Si le groupe n’a pas encore révélé le nom du lanceur pour amener les satellites en basse orbite, les experts du secteur pressentent que Blue Origin, l’entreprise spatiale de Jeff Bezos, est l’option la plus crédible. Qui plus est, Blue Origin est en ce moment en concurrence avec SpaceX pour la conception d’un alunisseur qui devrait être utilisé par la NASA pour sa mission Artemis.
Amazon a indiqué que la mise en orbite de la constellation Kuiper se ferait en cinq étapes et qu’elle commencerait à offrir un accès Internet lorsque 578 de ses appareils auront été lancés. Pour garder sa licence, la firme doit envoyer la première moitié des satellites d’ici à 2026, et le reste avant 2029.

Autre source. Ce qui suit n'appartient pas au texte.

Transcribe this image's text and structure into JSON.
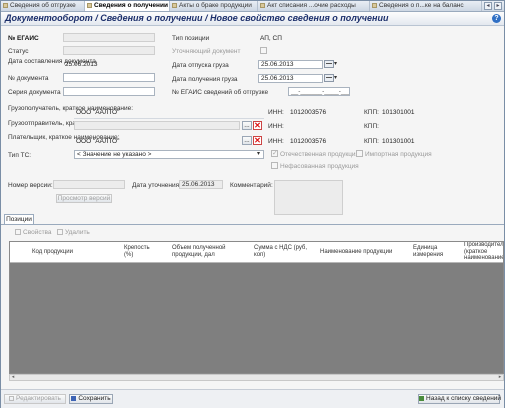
{
  "tabs": [
    {
      "label": "Сведения об отгрузке",
      "active": false
    },
    {
      "label": "Сведения о получении",
      "active": true
    },
    {
      "label": "Акты о браке продукции",
      "active": false
    },
    {
      "label": "Акт списания ...очие расходы",
      "active": false
    },
    {
      "label": "Сведения о п...ке на баланс",
      "active": false
    }
  ],
  "title": "Документооборот  / Сведения о получении / Новое свойство сведения о получении",
  "form": {
    "egais_label": "№ ЕГАИС",
    "status_label": "Статус",
    "doc_date_label": "Дата составления документа",
    "doc_date_value": "25.06.2013",
    "doc_number_label": "№ документа",
    "doc_series_label": "Серия  документа",
    "position_type_label": "Тип позиции",
    "position_type_value": "АП, СП",
    "clarifying_doc_label": "Уточняющий документ",
    "ship_date_label": "Дата отпуска груза",
    "ship_date_value": "25.06.2013",
    "receive_date_label": "Дата получения груза",
    "receive_date_value": "25.06.2013",
    "egais_ship_label": "№ ЕГАИС сведений об отгрузке",
    "egais_ship_value": "__-______-____-____-__",
    "consignee_label": "Грузополучатель, краткое наименование:",
    "consignee_value": "ООО \"ААЛТО\"",
    "consignor_label": "Грузоотправитель, краткое наименование:",
    "payer_label": "Плательщик, краткое наименование:",
    "payer_value": "ООО \"ААЛТО\"",
    "inn_label": "ИНН:",
    "inn_value_1": "1012003576",
    "inn_value_3": "1012003576",
    "kpp_label": "КПП:",
    "kpp_value_1": "101301001",
    "kpp_value_3": "101301001",
    "ts_type_label": "Тип ТС:",
    "ts_type_value": "< Значение не указано >",
    "domestic_label": "Отечественная продукция",
    "import_label": "Импортная продукция",
    "unpacked_label": "Нефасованная продукция",
    "version_label": "Номер версии:",
    "clarify_date_label": "Дата уточнения:",
    "clarify_date_value": "25.06.2013",
    "comment_label": "Комментарий:",
    "view_versions_label": "Просмотр версий"
  },
  "positions": {
    "tab_label": "Позиции",
    "properties_label": "Свойства",
    "delete_label": "Удалить",
    "columns": [
      "Код продукции",
      "Крепость (%)",
      "Объем полученной продукции, дал",
      "Сумма с НДС (руб, коп)",
      "Наименование продукции",
      "Единица измерения",
      "Производитель (краткое наименование"
    ]
  },
  "footer": {
    "edit_label": "Редактировать",
    "save_label": "Сохранить",
    "back_label": "Назад к списку сведений"
  },
  "colors": {
    "title": "#1c2f6b",
    "accent": "#2f6fc4",
    "grid_bg": "#7f7f7f"
  }
}
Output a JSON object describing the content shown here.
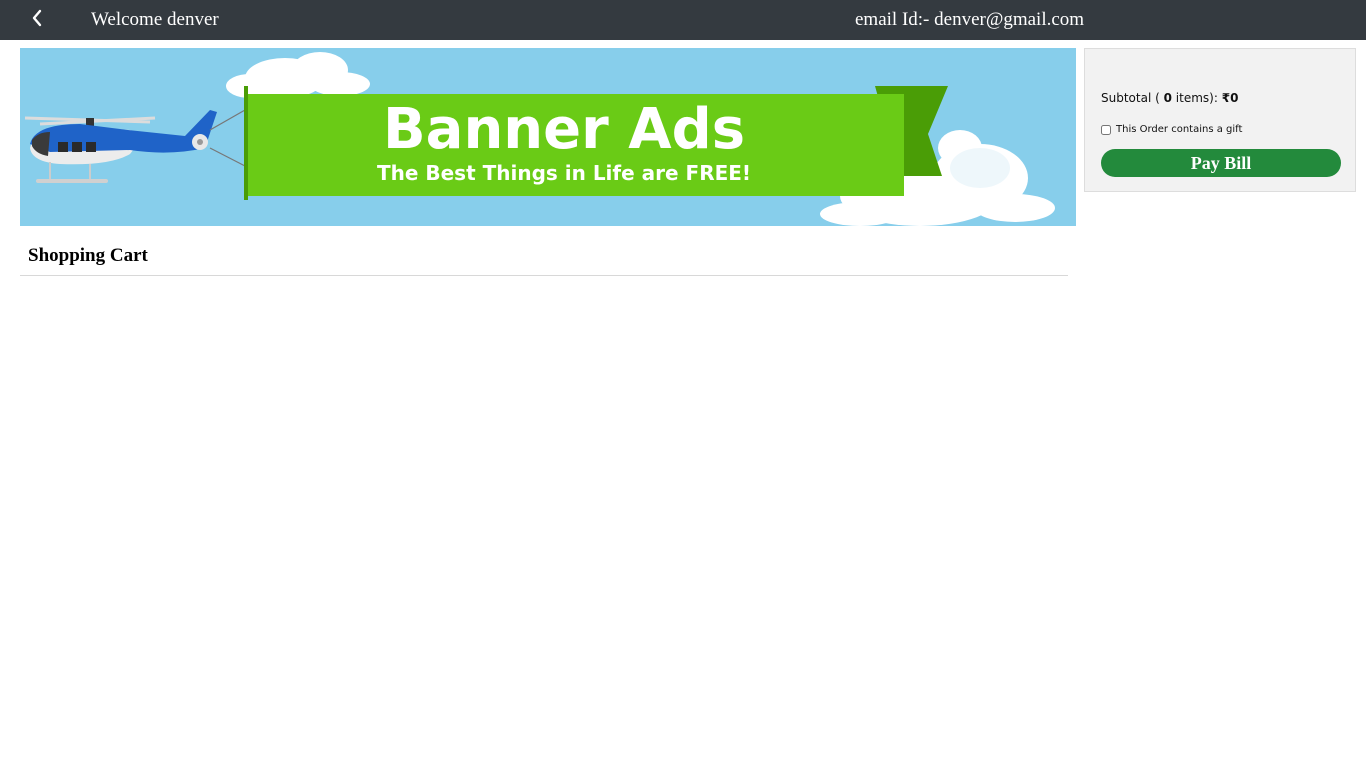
{
  "header": {
    "back_icon": "chevron-left-icon",
    "welcome_text": "Welcome denver",
    "email_text": "email Id:- denver@gmail.com"
  },
  "banner": {
    "headline": "Banner Ads",
    "tagline": "The Best Things in Life are FREE!",
    "colors": {
      "sky": "#87ceeb",
      "flag": "#6acb16",
      "flag_dark": "#4a9d06"
    }
  },
  "cart": {
    "title": "Shopping Cart"
  },
  "summary": {
    "subtotal_prefix": "Subtotal (",
    "item_count": "0",
    "items_suffix": "items):",
    "amount": "₹0",
    "gift_label": "This Order contains a gift",
    "gift_checked": false,
    "pay_button_label": "Pay Bill",
    "pay_button_color": "#238a3c"
  },
  "colors": {
    "topbar": "#343a40",
    "summary_bg": "#f2f2f2"
  }
}
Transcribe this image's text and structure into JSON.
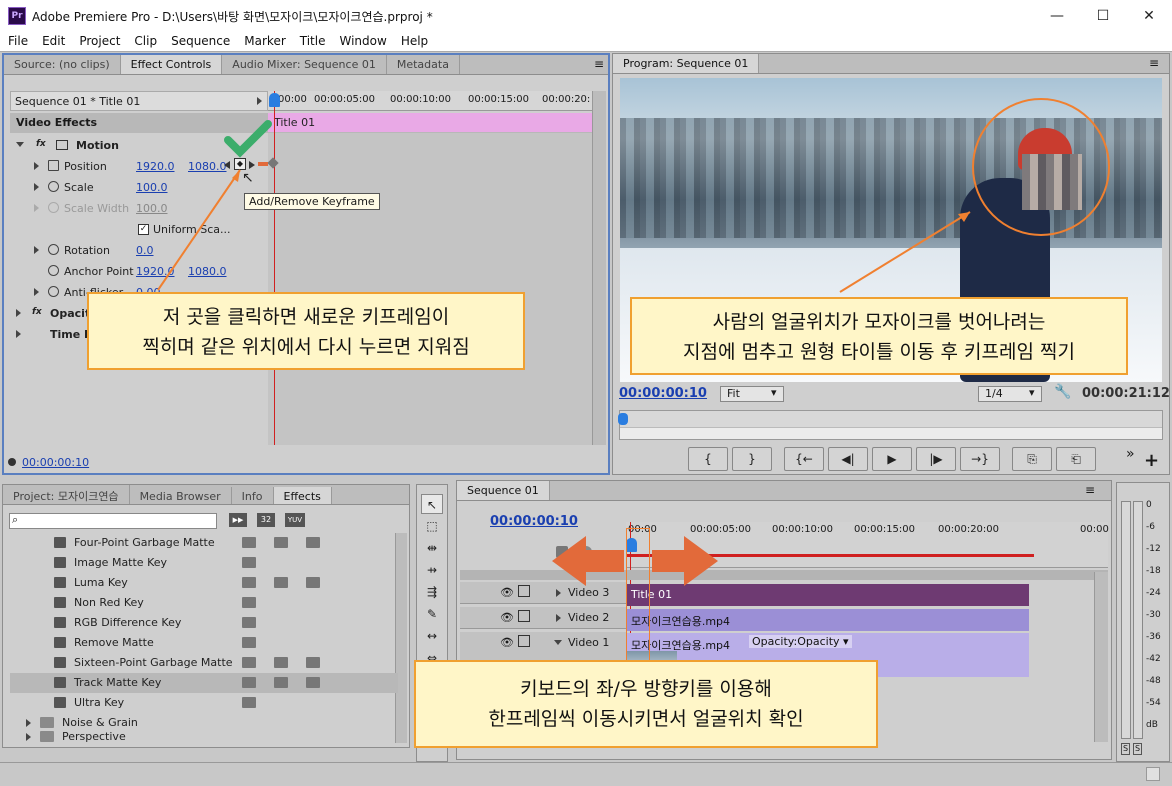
{
  "window": {
    "title": "Adobe Premiere Pro - D:\\Users\\바탕 화면\\모자이크\\모자이크연습.prproj *",
    "app_icon": "Pr",
    "min": "—",
    "max": "☐",
    "close": "✕"
  },
  "menu": [
    "File",
    "Edit",
    "Project",
    "Clip",
    "Sequence",
    "Marker",
    "Title",
    "Window",
    "Help"
  ],
  "effect_controls": {
    "tabs": [
      "Source: (no clips)",
      "Effect Controls",
      "Audio Mixer: Sequence 01",
      "Metadata"
    ],
    "tab_menu": "≡",
    "sequence_label": "Sequence 01 * Title 01",
    "ruler": [
      "00:00",
      "00:00:05:00",
      "00:00:10:00",
      "00:00:15:00",
      "00:00:20:"
    ],
    "clip_label": "Title 01",
    "video_effects": "Video Effects",
    "motion": "Motion",
    "fx": "fx",
    "position": {
      "label": "Position",
      "x": "1920.0",
      "y": "1080.0"
    },
    "scale": {
      "label": "Scale",
      "value": "100.0"
    },
    "scale_width": {
      "label": "Scale Width",
      "value": "100.0"
    },
    "uniform_scale": "Uniform Sca...",
    "rotation": {
      "label": "Rotation",
      "value": "0.0"
    },
    "anchor_point": {
      "label": "Anchor Point",
      "x": "1920.0",
      "y": "1080.0"
    },
    "anti_flicker": {
      "label": "Anti-flicker",
      "value": "0.00"
    },
    "opacity": "Opacit",
    "time_remap": "Time R",
    "tooltip": "Add/Remove Keyframe",
    "timecode": "00:00:00:10",
    "callout_line1": "저 곳을 클릭하면 새로운 키프레임이",
    "callout_line2": "찍히며 같은 위치에서 다시 누르면 지워짐"
  },
  "program_monitor": {
    "tab": "Program: Sequence 01",
    "timecode": "00:00:00:10",
    "fit": "Fit",
    "quality": "1/4",
    "duration": "00:00:21:12",
    "callout_line1": "사람의 얼굴위치가 모자이크를 벗어나려는",
    "callout_line2": "지점에 멈추고 원형 타이틀 이동 후 키프레임 찍기",
    "buttons": [
      "{",
      "}",
      "{←",
      "◀|",
      "▶",
      "|▶",
      "→}",
      "⎘",
      "⎗"
    ],
    "more": "»",
    "add": "+"
  },
  "effects_panel": {
    "tabs": [
      "Project: 모자이크연습",
      "Media Browser",
      "Info",
      "Effects"
    ],
    "search_placeholder": "",
    "badges": [
      "32",
      "YUV"
    ],
    "items": [
      "Four-Point Garbage Matte",
      "Image Matte Key",
      "Luma Key",
      "Non Red Key",
      "RGB Difference Key",
      "Remove Matte",
      "Sixteen-Point Garbage Matte",
      "Track Matte Key",
      "Ultra Key"
    ],
    "folder": "Noise & Grain",
    "folder_next": "Perspective"
  },
  "timeline": {
    "tab": "Sequence 01",
    "timecode": "00:00:00:10",
    "ruler": [
      "00:00",
      "00:00:05:00",
      "00:00:10:00",
      "00:00:15:00",
      "00:00:20:00",
      "00:00"
    ],
    "tracks": [
      "Video 3",
      "Video 2",
      "Video 1"
    ],
    "clips": {
      "title": "Title 01",
      "video2": "모자이크연습용.mp4",
      "video1": "모자이크연습용.mp4",
      "opacity": "Opacity:Opacity ▾"
    },
    "callout_line1": "키보드의 좌/우 방향키를 이용해",
    "callout_line2": "한프레임씩 이동시키면서 얼굴위치 확인"
  },
  "audio_meter": {
    "labels": [
      "0",
      "-6",
      "-12",
      "-18",
      "-24",
      "-30",
      "-36",
      "-42",
      "-48",
      "-54",
      "dB"
    ],
    "solo": [
      "S",
      "S"
    ]
  },
  "colors": {
    "accent": "#1a3fb0",
    "callout_border": "#f0a030",
    "arrow": "#e26a3a",
    "check": "#3cad6b",
    "title_clip": "#6e3a72",
    "video_clip": "#9b8fd6"
  }
}
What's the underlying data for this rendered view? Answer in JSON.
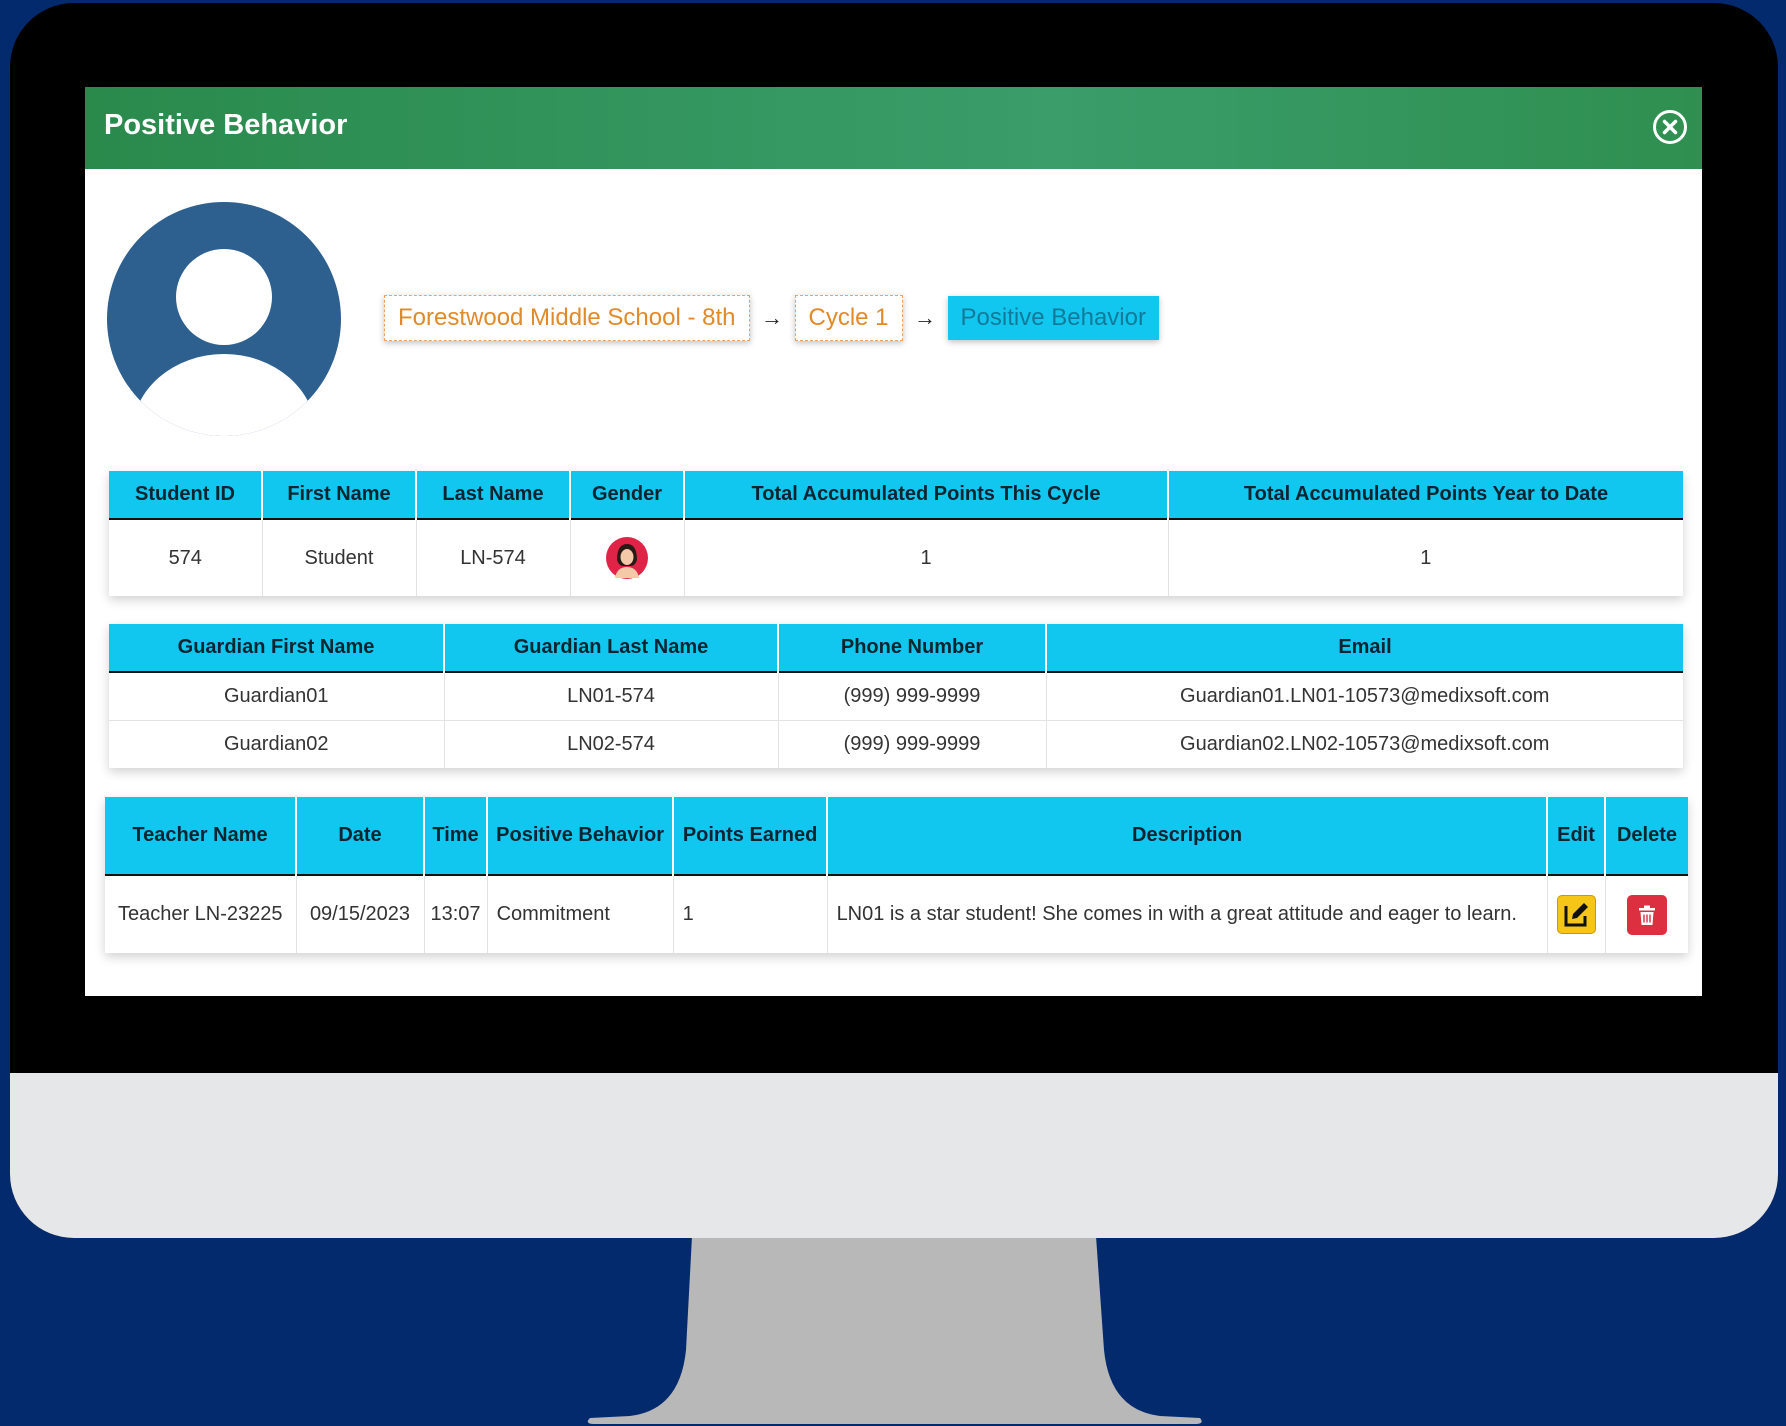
{
  "window": {
    "title": "Positive Behavior"
  },
  "breadcrumb": [
    "Forestwood Middle School - 8th",
    "Cycle 1",
    "Positive Behavior"
  ],
  "student_table": {
    "headers": [
      "Student ID",
      "First Name",
      "Last Name",
      "Gender",
      "Total Accumulated Points This Cycle",
      "Total Accumulated Points Year to Date"
    ],
    "row": {
      "id": "574",
      "first": "Student",
      "last": "LN-574",
      "cycle_points": "1",
      "ytd_points": "1"
    }
  },
  "guardian_table": {
    "headers": [
      "Guardian First Name",
      "Guardian Last Name",
      "Phone Number",
      "Email"
    ],
    "rows": [
      {
        "first": "Guardian01",
        "last": "LN01-574",
        "phone": "(999) 999-9999",
        "email": "Guardian01.LN01-10573@medixsoft.com"
      },
      {
        "first": "Guardian02",
        "last": "LN02-574",
        "phone": "(999) 999-9999",
        "email": "Guardian02.LN02-10573@medixsoft.com"
      }
    ]
  },
  "behavior_table": {
    "headers": [
      "Teacher Name",
      "Date",
      "Time",
      "Positive Behavior",
      "Points Earned",
      "Description",
      "Edit",
      "Delete"
    ],
    "row": {
      "teacher": "Teacher LN-23225",
      "date": "09/15/2023",
      "time": "13:07",
      "behavior": "Commitment",
      "points": "1",
      "description": "LN01 is a star student! She comes in with a great attitude and eager to learn."
    }
  },
  "colors": {
    "header_green": "#2a8a4c",
    "table_header": "#12c7ef",
    "background": "#022a6c",
    "edit": "#f5c518",
    "delete": "#dc2f3f"
  },
  "icons": [
    "close-icon",
    "avatar-icon",
    "female-icon",
    "edit-icon",
    "trash-icon"
  ]
}
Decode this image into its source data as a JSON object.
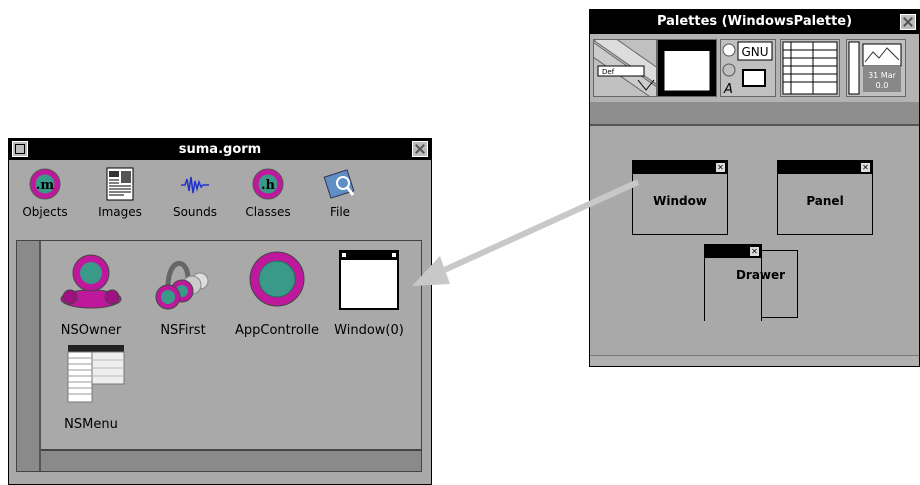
{
  "gorm_window": {
    "title": "suma.gorm",
    "toolbar": [
      {
        "label": "Objects",
        "icon": "objects-m-icon"
      },
      {
        "label": "Images",
        "icon": "images-icon"
      },
      {
        "label": "Sounds",
        "icon": "sounds-icon"
      },
      {
        "label": "Classes",
        "icon": "classes-h-icon"
      },
      {
        "label": "File",
        "icon": "file-icon"
      }
    ],
    "objects": [
      {
        "label": "NSOwner",
        "icon": "nsowner-icon"
      },
      {
        "label": "NSFirst",
        "icon": "nsfirst-icon"
      },
      {
        "label": "AppControlle",
        "icon": "appcontroller-icon"
      },
      {
        "label": "Window(0)",
        "icon": "window-icon"
      },
      {
        "label": "NSMenu",
        "icon": "nsmenu-icon"
      }
    ]
  },
  "palettes_window": {
    "title": "Palettes (WindowsPalette)",
    "strip": {
      "gnu_label": "GNU",
      "a_label": "A",
      "date_label": "31 Mar",
      "time_label": "0.0",
      "tab_label": "Def"
    },
    "items": {
      "window": "Window",
      "panel": "Panel",
      "drawer": "Drawer"
    }
  },
  "colors": {
    "window_bg": "#a9a9a9",
    "titlebar": "#000000",
    "magenta": "#c0189c",
    "teal": "#3a9a8a",
    "arrow": "#c8c8c8"
  }
}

Elle doit aussi indiquer quels moyens seront mis en œuvre pour minimiser son impact sur les débris spatiaux, qui posent de plus en plus de problèmes en orbite terrestre. Les débris ne sont pas les seuls problèmes soulevés par cette course aux étoiles, et de nombreux astronomes s’alarment du manque de régulation sur ces nouvelles constellations.
L’hyper-numérisation du monde
Quel drôle d’été 2020, où l’on peut observer peut-être pour la dernière fois la comète Neowise et l’essaim météoritique des alpha-Capricornides sans être trop gênés par l’arrivée intempestives de satellites. En effet, les satellites resteront visibles pendant plusieurs heures de la nuit, voire toute la nuit en été dans la moitié nord de la France. Et Amazon et SpaceX ne sont pas les seuls compétiteurs dans la course aux étoiles.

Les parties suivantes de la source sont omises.